¿CAMINAR HACIA JERUSALÉN?: INCOMPRENSIÓN FORZOSA… (Lc 14, 25-33)
Cuando en el itinerario final de su vida (tal como nos lo presenta san Lucas desde su capítulo 9), Jesús habla a los suyos exponiéndoles lo que solemos llamar “las exigencias del seguimiento”, podemos decir que las incisivas y sorprendentes palabras suyas (odiar a la familia, odiarse a sí mismo, cargar la propia cruz, desprenderse absolutamente de todo), no se refieren tanto a las “condiciones previas” indispensables para ser “uno de los suyos”; como a preguntarnos de forma contundente e inequívoca a los que ya somos, o pretendemos sinceramente ser, sus discípulos, si realmente sabemos que se dirige a Jerusalén…, si percibimos a qué nos arriesgamos, el peligro que corremos, las consecuencias de ser fieles e irreprochables en su seguimiento…
¿Es sincera nuestra voluntad de no separarnos ya nunca de él? Entonces tenemos también que ser conscientes y ver con claridad la perspectiva que se nos abre en la vida: no la del reconocimiento y el aplauso, la del éxito…, ni siquiera podemos contar con la comprensión y apoyo de los nuestros; porque lo que se dibuja en su propia meta de Jerusalén es una cruz… y es allí adonde lo acompañamos… y lo que hemos de atrevernos a vislumbrar en nuestra propia vida es también una cruz: la nuestra… no, como en su caso, en la literalidad de su condena cruel; sino en la realidad de nuestra impotencia e imposibilidad para lograr que sea apreciado su evangelio, del que hemos hecho sentido, fundamento y horizonte de nuestra persona, fuente, dicha y esperanza de nuestra vida, y que nos genera incomprensión e incluso desprecio, burla y rechazo hasta de quienes creíamos más cercanos e indulgentes… Lo decíamos hace unos días: ésos son sus estigmas…

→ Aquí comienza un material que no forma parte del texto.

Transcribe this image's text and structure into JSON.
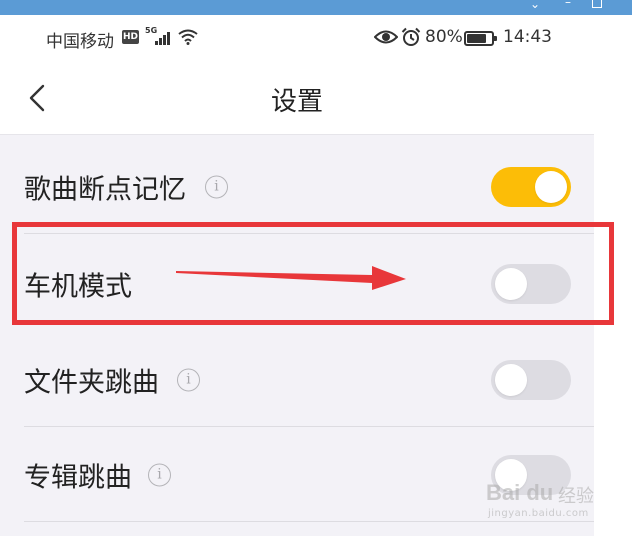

Chocaremos con la incomprensión precisamente de esos “cercanos”, de los que compartían nuestra vida y por eso mismo creían conocernos “tan bien”, que nos habían “encasillado” ya en su propio esquema de vida. Y les pareceremos “lamentablemente” distintos y cambiados… Porque “el vendaval del Espíritu Santo” no tiene sólo efectos interiores o espirituales, sino que transforma realmente nuestro modo de vivir al descubrirnos, justamente desde el asombro, el gozo, y la esperanza de la cercanía irrenunciable con Jesús, un horizonte universal y eterno, que desautoriza nuestro “provincianismo” religioso y nuestro miedo a lo presentido como aventura de Dios en su Reino, y que nos da alas para salir del inconformismo y la resignación, elevándonos sobre el tedio y la rutina sin dejar por eso de pisar la tierra… Y esa perspectiva nueva, ligada a nuestro contacto ya íntimo con Él incorporándonos a sus seguidores, a su discipulado, es prioritario y relativizador de todo lo demás. Hasta el punto de que incluso si nos genera odio, enemistad, rechazo y repulsa de aquéllos a quienes nos sentíamos ligados y ahora se muestran incapaces de asimilar el enriquecimiento de nuestra vida con Jesús, porque no coincide con lo que ellos “esperaban de nosotros”, no podemos ni queremos prescindir de Él… El odio que involuntariamente pueda generar nuestra vida renovada¸ transfigurada definitivamente por su Espíritu incorporado a nuestra propia persona, nos hará ejercer ese mandamiento que resume justamente el nuevo sentido y el impulso cristiano de nuestra vida: “…amad a vuestros enemigos, haced bien a los que os odian, bendecid a los que os maldicen, rezad por los que os maltratan…”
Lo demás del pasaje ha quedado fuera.